Pillay is expected to visit the Gaza Strip, the occupied West Bank territories and investigate the Goldstone report over the Israeli-imposed war on Gaza.
Israel launched "Operation Cast Lead" against the densely-populated territory on December 27, 2008, killing at least 1,400 Palestinians and wounding thousands of others.
In September 2009, a UN fact-finding team, headed by South African Judge Richard Goldstone, released a report, accusing Israeli military forces of war crimes against the Palestinians during the three-week onslaught against the besieged enclave.
A report also said that Israel had dropped more than 3,000 tons of munitions containing incendiary materials on the Gaza Strip during its onslaught.

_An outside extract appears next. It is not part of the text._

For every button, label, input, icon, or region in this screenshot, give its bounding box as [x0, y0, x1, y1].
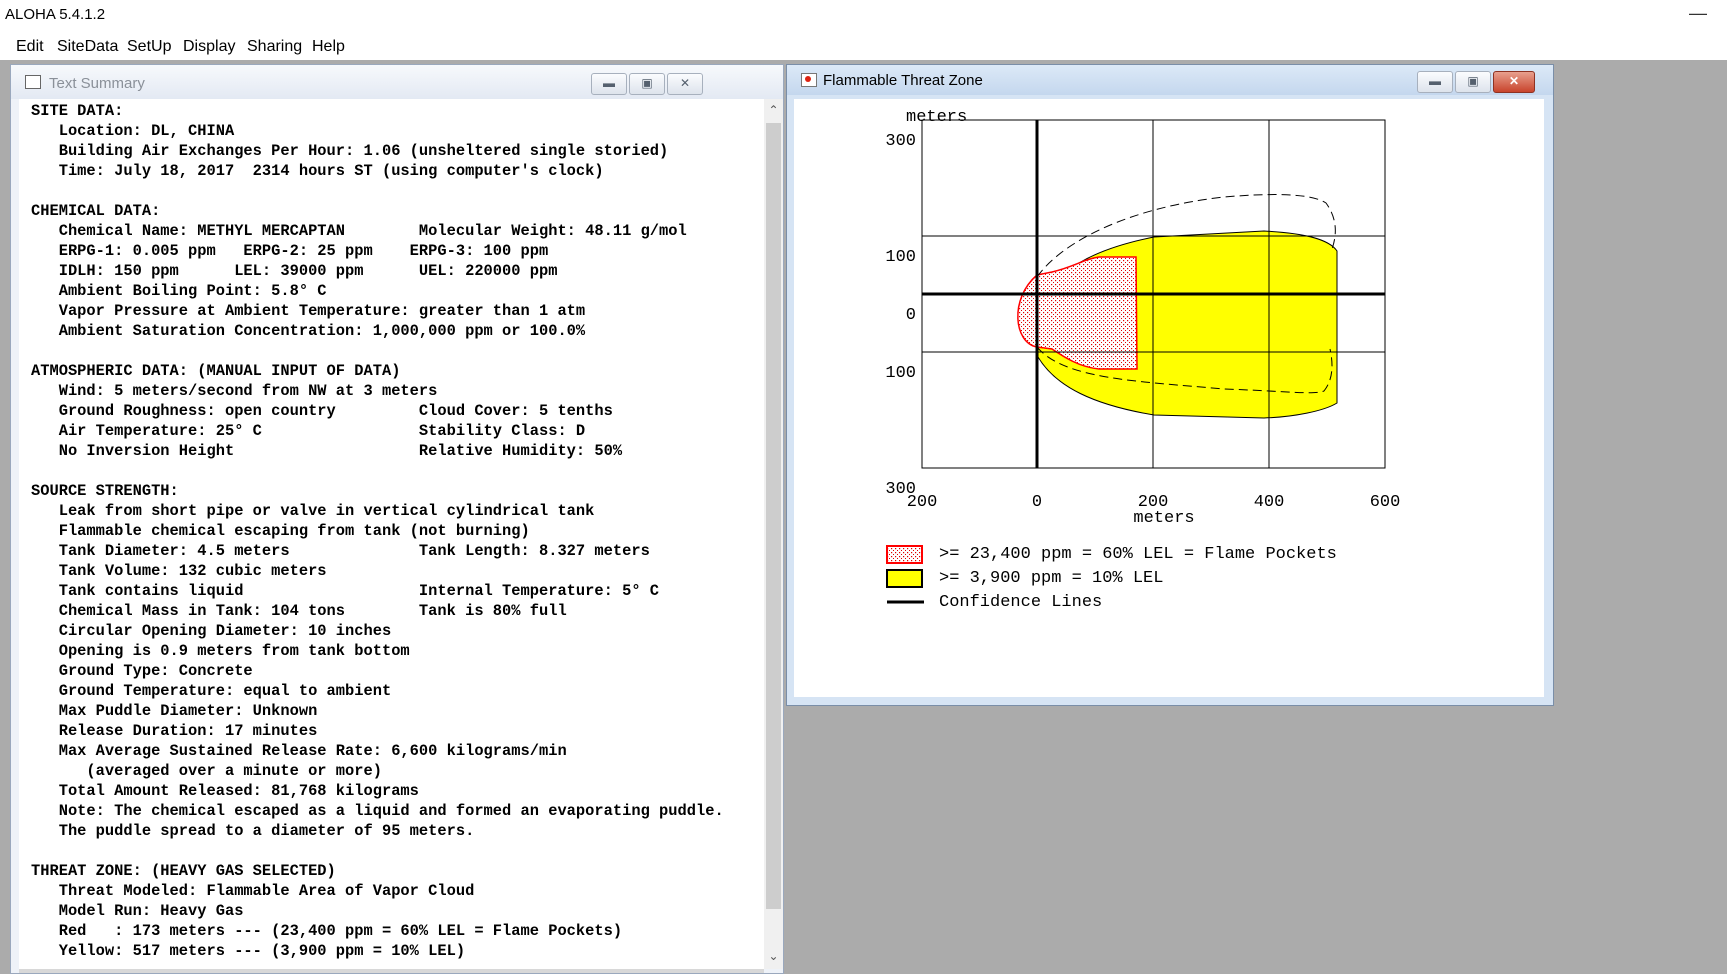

Israel has traditionally been sharply critical of UN human rights bodies and their criticism of violations in the occupied Palestinian territories and has refused to cooperate.
Successive UN human rights chiefs have been highly critical of Israel’s illegal settlement plans, its Gaza blockade since 2007, the building of the apartheid wall dividing Palestinian territories in the occupied West Bank and several other restrictions.
Meanwhile, a joint statement by 13 Israeli and Palestinian rights organizations issued on Saturday complained that there had been no follow-up to the Goldstone findings.
"Is the Goldstone report dead?" it asked. "Over two years have passed since the end of the Israeli attack … on the Gaza Strip, and justice for victims has yet to be addressed."